ELMHURST – Hundreds of local parents inexplicably living in something called a “two-income household” and unable to afford a nanny or to rely on a single breadwinner for their family braved the frigid temperature, the constant rumbling of nearby freight trains, and the company of fellow Elmhurst residents by standing in line for hours outside the First Street YMCA Saturday morning for the opportunity to register their kids for a prized after-school program offered by the local community center that transports children from their school to the “Y” every day and allows parents to pick them up as late as 6:00 p.m.

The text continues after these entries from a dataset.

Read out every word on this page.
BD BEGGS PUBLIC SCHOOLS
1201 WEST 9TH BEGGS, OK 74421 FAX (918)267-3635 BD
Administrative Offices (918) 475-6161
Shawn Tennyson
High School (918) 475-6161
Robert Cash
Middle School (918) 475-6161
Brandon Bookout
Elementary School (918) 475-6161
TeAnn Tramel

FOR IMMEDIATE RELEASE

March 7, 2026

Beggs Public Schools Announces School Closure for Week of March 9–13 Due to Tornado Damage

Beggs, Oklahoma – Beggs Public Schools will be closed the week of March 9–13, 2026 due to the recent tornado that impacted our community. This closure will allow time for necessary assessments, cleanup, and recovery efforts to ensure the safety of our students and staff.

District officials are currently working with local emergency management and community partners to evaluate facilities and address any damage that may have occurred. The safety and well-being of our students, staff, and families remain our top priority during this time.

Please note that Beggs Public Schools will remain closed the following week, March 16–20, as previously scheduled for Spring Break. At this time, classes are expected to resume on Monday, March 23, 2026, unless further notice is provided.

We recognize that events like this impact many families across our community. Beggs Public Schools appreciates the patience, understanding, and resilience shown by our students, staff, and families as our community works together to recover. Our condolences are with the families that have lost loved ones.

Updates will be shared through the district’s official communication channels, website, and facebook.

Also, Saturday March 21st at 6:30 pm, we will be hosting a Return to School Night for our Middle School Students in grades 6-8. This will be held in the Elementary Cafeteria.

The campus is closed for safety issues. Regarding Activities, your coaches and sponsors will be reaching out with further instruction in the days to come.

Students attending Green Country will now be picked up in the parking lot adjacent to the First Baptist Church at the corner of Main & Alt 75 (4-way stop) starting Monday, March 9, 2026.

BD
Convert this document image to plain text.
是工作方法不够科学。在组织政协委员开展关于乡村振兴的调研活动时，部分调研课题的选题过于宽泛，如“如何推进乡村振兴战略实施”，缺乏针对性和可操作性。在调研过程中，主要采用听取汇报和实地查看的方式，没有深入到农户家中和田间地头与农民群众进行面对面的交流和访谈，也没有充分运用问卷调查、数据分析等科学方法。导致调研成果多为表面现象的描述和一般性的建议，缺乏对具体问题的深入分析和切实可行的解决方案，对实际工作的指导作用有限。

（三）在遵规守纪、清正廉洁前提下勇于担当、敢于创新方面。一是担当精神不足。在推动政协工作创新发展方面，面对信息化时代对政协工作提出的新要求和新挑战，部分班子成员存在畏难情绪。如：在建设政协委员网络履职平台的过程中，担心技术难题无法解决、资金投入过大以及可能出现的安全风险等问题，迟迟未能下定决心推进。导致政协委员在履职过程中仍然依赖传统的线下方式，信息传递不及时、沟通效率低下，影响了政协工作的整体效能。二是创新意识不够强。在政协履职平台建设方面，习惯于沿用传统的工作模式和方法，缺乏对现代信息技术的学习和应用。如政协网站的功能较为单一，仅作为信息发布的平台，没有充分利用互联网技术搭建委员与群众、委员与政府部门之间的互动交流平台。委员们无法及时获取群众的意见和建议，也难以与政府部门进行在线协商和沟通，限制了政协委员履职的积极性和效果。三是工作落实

With space for the 2017-2018 school year program limited by the maximum occupancy of one bus per District 205 school and further reduced by a grandfather clause that allows early registration for current program members, parents began lining up outside the First Street YMCA around midnight for the 6:00 a.m. registration start and were challenged to stay awake, to keep warm, and to interact on friendly terms with other Elmhurst residents competing for same program spots and whose demeanor ranged from “slaphappy” to “irritated”.

“I’ve been out here since about 2:00 a.m.,” said Emerson Elementary dad Max Knight, angrily clutching a Shell gas station large “regular” coffee diluted with an off-brand sugar substitute and a powdered non-dairy creamer while standing in front of the warming flames of a burning Elmhurst Park District garbage can, placed on the sidewalk about 20 feet from the front door of the YMCA. “If we don’t get into this program, then my wife will probably have to quit her job so she can pick up our daughter from school every day. And then there goes our trip to the Wisconsin Dells this summer.”

While the stress weighed heavily on the minds of many parents waiting to find out if their children would get into the swanky after-school program noted for turning meagerly-athletic children into adequate swimmers, skaters, and mixed-martial arts competitors, others clearly embraced the comradery of waiting outside in the cold with their fellow residents.

“I’ve had three shots of Fireball, so I’m feeling pretty warm inside,” said Jackson Elementary mom Sandy Meyer, referring to the popular cinnamon-flavored whiskey often compared to the flavor of Red Hots candy soaked in water and associated with a complex history of bad decisions by those who have over-consumed the spirit. “It’s just so nice to share this nice experience with other nice people, and to share a drink or two.”

YMCA front desk clerk Brian Smoltz – scheduled to open the doors for registration at precisely 6:00 a.m. and instructed to “get the hell out of the way” after he does so – was concerned that some parents would display unhappiness or frustration if their kids weren’t able to get into the Y’s after-school program.

“I’m not the ‘bad guy’ here,” said Smoltz, wearing swim trunks, a tank top and flip-flops while staring out the YMCA windows at a large crowd of drowsy, shivering zombies waiting to complete the registration process and go back home to bed. “So if they can’t get into the program, it’s not my fault. Maybe these people should have thought about child care first before moving to Elmhurst.”